Il n'y a pas que les ex-cadres de Cossette (T.KOS) qui sont intéressés à acquérir la firme de publicité. Certains de ceux qui sont actuellement en poste auraient aussi orchestré une contre-offre destinée à contrecarrer la prise de contrôle hostile lancée par Cosmos.

Selon une source de l'industrie de la publicité, un groupe de cadres dirigé par Brett Marchand, vice-président exécutif de Cossette à Toronto, a tenté de lever des fonds pour empêcher Cosmos de mettre la main sur la célèbre agence de publicité québécoise. «Un groupe de cadres a cherché à faire une contre-offre. Ils ont lancé une course frénétique auprès de fonds et de banques pour trouver l'argent nécessaire à faire contrepoids à l'offre de François Duffar», a expliqué cette source à La Presse Affaires.

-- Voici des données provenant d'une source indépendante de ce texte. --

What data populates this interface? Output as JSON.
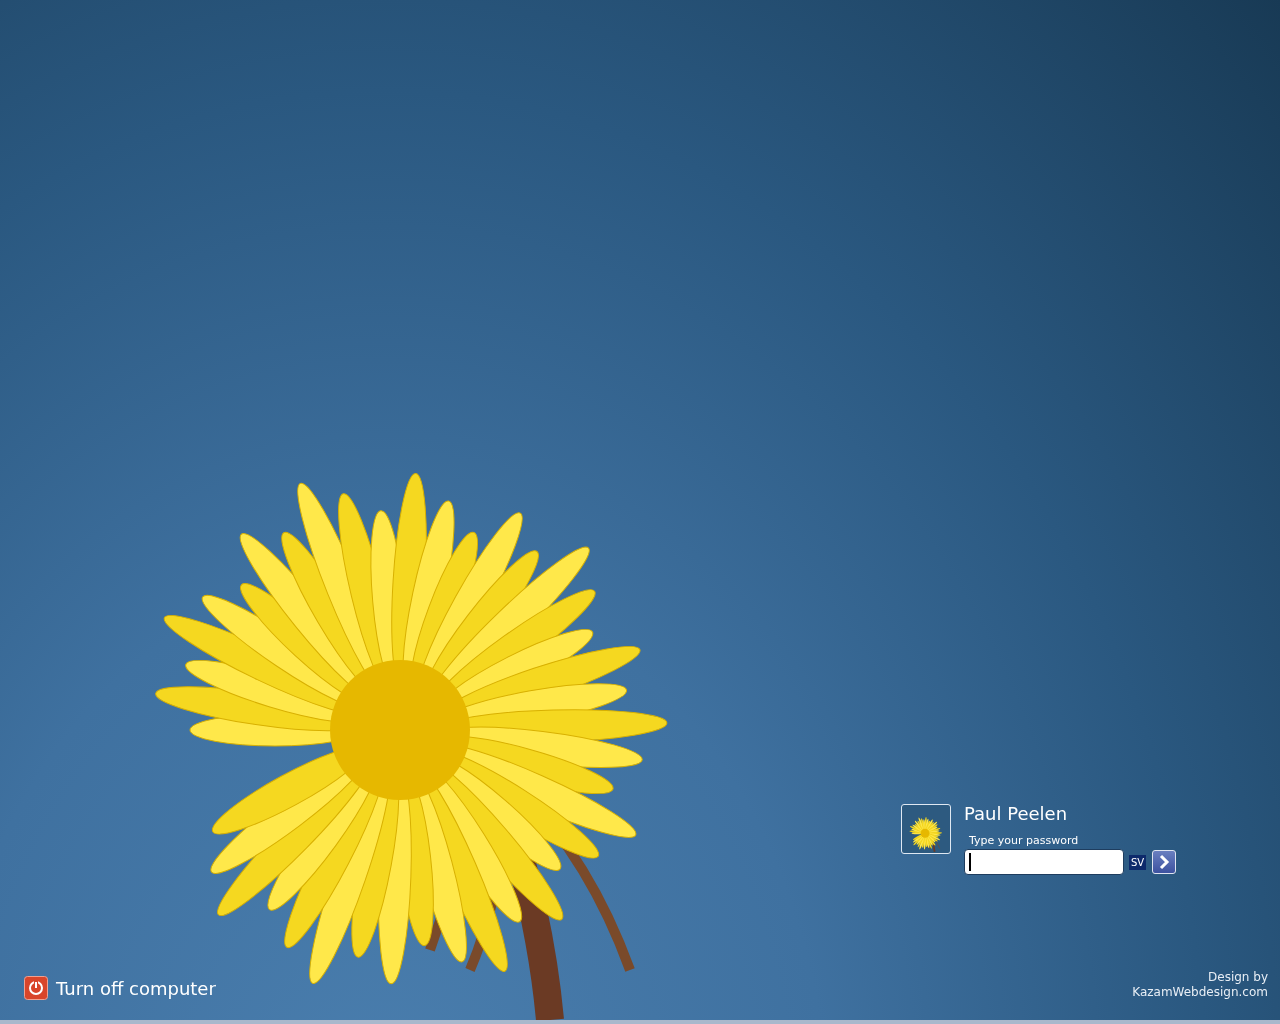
{
  "user": {
    "name": "Paul Peelen"
  },
  "password": {
    "label": "Type your password"
  },
  "keyboard_layout": "SV",
  "shutdown": {
    "label": "Turn off computer"
  },
  "credit": {
    "line_1": "Design by",
    "line_2": "KazamWebdesign.com"
  }
}
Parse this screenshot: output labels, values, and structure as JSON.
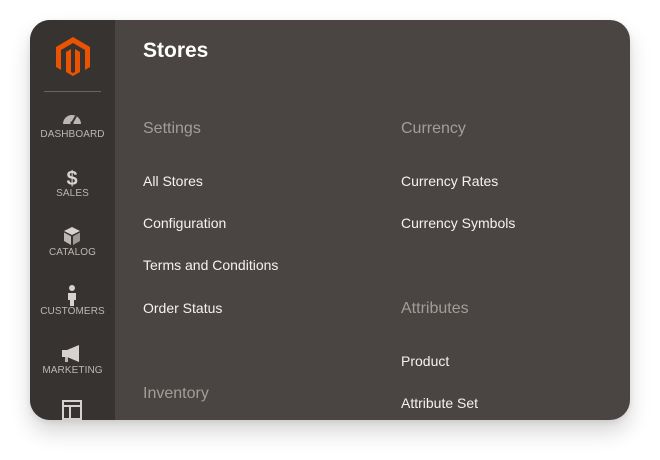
{
  "sidebar": {
    "logo": "magento-logo",
    "items": [
      {
        "label": "DASHBOARD",
        "icon": "speedometer-icon"
      },
      {
        "label": "SALES",
        "icon": "dollar-icon"
      },
      {
        "label": "CATALOG",
        "icon": "cube-icon"
      },
      {
        "label": "CUSTOMERS",
        "icon": "person-icon"
      },
      {
        "label": "MARKETING",
        "icon": "megaphone-icon"
      },
      {
        "label": "",
        "icon": "content-icon"
      }
    ]
  },
  "panel": {
    "title": "Stores",
    "settings": {
      "title": "Settings",
      "links": [
        "All Stores",
        "Configuration",
        "Terms and Conditions",
        "Order Status"
      ]
    },
    "inventory": {
      "title": "Inventory"
    },
    "currency": {
      "title": "Currency",
      "links": [
        "Currency Rates",
        "Currency Symbols"
      ]
    },
    "attributes": {
      "title": "Attributes",
      "links": [
        "Product",
        "Attribute Set"
      ]
    }
  },
  "colors": {
    "sidebar_bg": "#373330",
    "panel_bg": "#4a4542",
    "accent": "#eb5202",
    "group_title": "#a29d99"
  }
}
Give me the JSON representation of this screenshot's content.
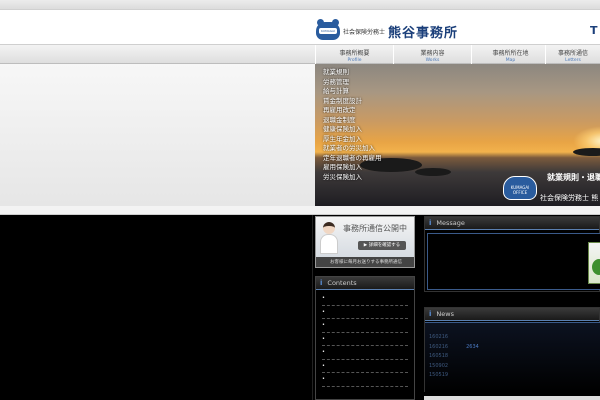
{
  "header": {
    "logo_badge": "KUMAGAI OFFICE",
    "logo_sub": "社会保険労務士",
    "logo_main": "熊谷事務所",
    "right_text": "T"
  },
  "nav": {
    "items": [
      {
        "ja": "事務所概要",
        "en": "Profile"
      },
      {
        "ja": "業務内容",
        "en": "Works"
      },
      {
        "ja": "事務所所在地",
        "en": "Map"
      },
      {
        "ja": "事務所通信",
        "en": "Letters"
      }
    ]
  },
  "hero": {
    "services": [
      "就業規則",
      "労務管理",
      "給与計算",
      "賃金制度設計",
      "再雇用改定",
      "退職金制度",
      "健康保険加入",
      "厚生年金加入",
      "就業者の労災加入",
      "定年退職者の再雇用",
      "雇用保険加入",
      "労災保険加入"
    ],
    "badge": "KUMAGAI OFFICE",
    "tagline1": "就業規則・退職",
    "tagline2": "社会保険労務士 熊"
  },
  "banner": {
    "title": "事務所通信公開中",
    "button": "▶ 詳細を確認する",
    "bottom": "お客様に毎月お送りする事務所通信"
  },
  "contents": {
    "title": "Contents",
    "items": [
      "•",
      "•",
      "•",
      "•",
      "•",
      "•",
      "•"
    ]
  },
  "message": {
    "title": "Message"
  },
  "news": {
    "title": "News",
    "items": [
      {
        "date": "160216",
        "text": ""
      },
      {
        "date": "160216",
        "text": "2634"
      },
      {
        "date": "160518",
        "text": ""
      },
      {
        "date": "150902",
        "text": ""
      },
      {
        "date": "150519",
        "text": ""
      }
    ]
  },
  "colors": {
    "brand": "#1b3f7a",
    "accent": "#2a5c9e",
    "panel_border": "#3a5a8a",
    "background": "#000000"
  }
}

François Duffar est l'ancien vice-président de Cossette qui dirige Cosmos, un fonds d'investissement créé spécialement pour mettre la main sur Cossette. Cosmos offre 4,95$ pour chaque action de Cossette, une offre qui attribue une valeur de 83 millions pour Cossette, excluant les dettes.

Cosmos a réussi à s'allier deux importants actionnaires de Cossette et contrôle désormais 37,3% des actions de l'entreprise.

La proposition a toutefois été qualifiée «d'opportuniste» et «d'inadéquate sur le plan financier» par Cossette. Question de faire grimper les enchères, l'entreprise a confié à BMO Marché des capitaux le mandat de solliciter d'autres offres.

Cossette et BMO ont refusé hier de dire si une contre-offre provenant de cadres de Cossette a bel et bien été orchestrée.

Marcel Barthe, vice-président, stratégie d'entreprise de Cossette, affirme toutefois qu'il est impossible que le président et chef de la direction de Cossette, Claude Lessard, participe actuellement à une telle contre-offre.

«M. Lessard a appuyé et entériné la décision du conseil d'administration de lancer un processus pour solliciter d'autres offres», a-t-il rappelé, expliquant que son rôle est de servir les actionnaires et qu'il serait bien mal vu de participer à un processus et de l'évaluer en même temps.

Il n'a cependant pas nié la possibilité que son collègue Brett Marchand ait, lui, lancé une contre-offre. «Nous n'avons pas d'information à ce sujet», s'est-il contenté de dire.

Ultimatum

C'est hier que prenait fin l'ultimatum de Cosmos, qui demande à Cossette de lui donner accès à ses livres afin d'évaluer sa situation financière. Au moment de mettre sous presse, Cossette n'avait toujours pas donné l'accès et ne pouvait dire si elle accepterait de le faire.

«Pour le moment, je n'ai pas de réponse là-dessus. C'est dans les mains du comité spécial et des conseillers légaux», a dit le vice-président de Cossette, Marcel Barthe.

Cosmos avait menacé de réévaluer son offre informelle et son intérêt à l'endroit de Cossette si l'ultimatum n'était pas respecté. Louis Hébert, expert en stratégie d'entreprise à HEC Montréal, rappelle que si c'était le cas, il faudrait aller chercher d'autres offres pour satisfaire les actionnaires.

«Les membres du conseil d'administration ont une responsabilité fiduciaire. Ils ne peuvent pas dire non à une offre attrayante sans raison justifiable. Sinon, des actionnaires pourraient poursuivre», rappelle-t-il.

Selon M. L'Allier, de BMO Marché des Capitaux le processus de sollicitation «génère un intérêt certain». Le marché s'attend en tout cas clairement à une contre-offre. Dans un marché en forte baisse, l'action de Cossette a gagné 9,7% ou 24 cents pour clôturer à 5,34$, soit bien au-dessus de l'offre de Cosmos.

Selon un acteur de la publicité au Québec, Cossette risque d'être cependant difficile à vendre dans le contexte actuel. La première entreprise de publicité au Canada est trop importante pour être facilement avalée par des concurrents locaux, mais risque de ne pas intéresser les grands internationaux de publicités établis à Londres, Paris, Chicago et New York.

«Cossette est à la fois trop grosse et trop petite», a commenté cette source.

Cossette a aussi perdu des plumes récemment lorsque des clients importants comme Bell, Molson et Le Groupe Pages Jaunes, ont choisi de partir.

Les acquisitions dans le monde de la publicité sont aussi compliquées par le phénomène des «comptes conflictuels». Une agence qui ferait la publicité de Toyota, par exemple, ne pourrait avaler Cossette parce que celle-ci est liée à GM, ou alors devrait se départir de ce client ou scinder ses activités en deux agences distinctes.